When my daughter was a young woman, she participated in a trip with an organization called Wine to Water. She went to the Amazon, and they worked to repair a well in a village in Columbia. The trip changed her views about many things, and she was amazed at the primitive way the people they were helping still lived. She became very sick and feverish while she was there, possibly from wading in the water in the Amazon River, or from something she ate or drank, but she was too sick to even think to have someone contact her family. Thankfully, she recovered, continued working and came home safely.

We have lived on a lake since my youngest child was born. He is now 33. So, the lake and water sports have been a big part of what our family enjoys, as well as boats and fishing. Our lives revolved around the water of our lake as soon as the weather warmed up. We watched sunsets turn orange on the horizon or saw the sun sparkling on the blue water. The beauty of the water always delighted us.

When I think of water, I also think of water used for washing. Washing usually has a certain connotation, either work or relaxation. But it meant something else to me when my husband passed away and the nurse from hospice asked if I wanted to wash his body. I had been touching him and holding his hand after he died, and his body still had warmth. I felt the warmth leaving his skin, and that is when the nurse arrived. I said that I would, I didn’t know what to do.

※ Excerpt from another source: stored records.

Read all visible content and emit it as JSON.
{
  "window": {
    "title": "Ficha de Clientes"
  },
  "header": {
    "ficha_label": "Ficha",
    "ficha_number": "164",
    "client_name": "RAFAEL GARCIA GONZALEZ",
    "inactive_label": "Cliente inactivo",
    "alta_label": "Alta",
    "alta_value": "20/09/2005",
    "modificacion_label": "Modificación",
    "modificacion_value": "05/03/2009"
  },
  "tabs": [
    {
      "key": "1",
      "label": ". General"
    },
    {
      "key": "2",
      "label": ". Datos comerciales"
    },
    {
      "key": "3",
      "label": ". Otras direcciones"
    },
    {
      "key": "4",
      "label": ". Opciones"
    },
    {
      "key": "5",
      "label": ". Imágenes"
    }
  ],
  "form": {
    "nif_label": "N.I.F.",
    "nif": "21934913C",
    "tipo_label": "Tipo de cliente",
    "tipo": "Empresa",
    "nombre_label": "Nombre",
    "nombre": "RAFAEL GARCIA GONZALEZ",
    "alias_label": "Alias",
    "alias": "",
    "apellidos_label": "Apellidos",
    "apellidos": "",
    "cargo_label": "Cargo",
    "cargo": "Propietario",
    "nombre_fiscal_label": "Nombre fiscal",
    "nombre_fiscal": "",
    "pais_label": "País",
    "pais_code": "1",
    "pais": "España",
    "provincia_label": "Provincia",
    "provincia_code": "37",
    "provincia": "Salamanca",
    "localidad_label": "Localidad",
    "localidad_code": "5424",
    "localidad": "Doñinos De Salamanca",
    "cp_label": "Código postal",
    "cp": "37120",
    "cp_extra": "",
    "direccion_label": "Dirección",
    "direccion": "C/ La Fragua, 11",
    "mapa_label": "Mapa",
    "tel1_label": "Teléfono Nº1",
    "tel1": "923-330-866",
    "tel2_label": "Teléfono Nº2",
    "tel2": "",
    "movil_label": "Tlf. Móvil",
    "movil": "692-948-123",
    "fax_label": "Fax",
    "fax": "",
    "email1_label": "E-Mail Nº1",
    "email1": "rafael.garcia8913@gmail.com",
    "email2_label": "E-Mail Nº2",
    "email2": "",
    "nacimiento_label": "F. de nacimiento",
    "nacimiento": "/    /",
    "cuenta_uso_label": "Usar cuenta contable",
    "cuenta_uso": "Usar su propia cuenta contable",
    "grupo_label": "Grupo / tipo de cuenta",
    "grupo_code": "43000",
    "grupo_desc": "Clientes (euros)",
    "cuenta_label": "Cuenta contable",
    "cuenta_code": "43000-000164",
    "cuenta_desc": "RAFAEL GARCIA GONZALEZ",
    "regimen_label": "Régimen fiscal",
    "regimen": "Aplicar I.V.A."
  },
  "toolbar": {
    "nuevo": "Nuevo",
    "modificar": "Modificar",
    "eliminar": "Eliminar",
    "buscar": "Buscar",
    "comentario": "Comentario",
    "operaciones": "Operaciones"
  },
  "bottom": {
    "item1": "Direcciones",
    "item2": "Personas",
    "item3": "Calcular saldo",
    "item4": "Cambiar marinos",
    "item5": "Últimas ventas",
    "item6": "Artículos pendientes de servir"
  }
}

We began washing him, but his body was as cold as porcelain, it felt like nothing I had experienced before. It broke my heart. I felt like it forced me to accept that no living force resided in his body anymore, which I knew, but it was something else. I’m not sure what it was. Perhaps I felt death’s cold touch, the one who took my husband. I took no pleasure in it, felt no wonderful closure from it. The memory of that experience sticks with me, and I think of it when I think of water.

Water is such a big part of my life, and I know I am blessed beyond what I could ever imagine that I have constant access to clean water. Water is a wonderful and beautiful thing. I am drinking it right now.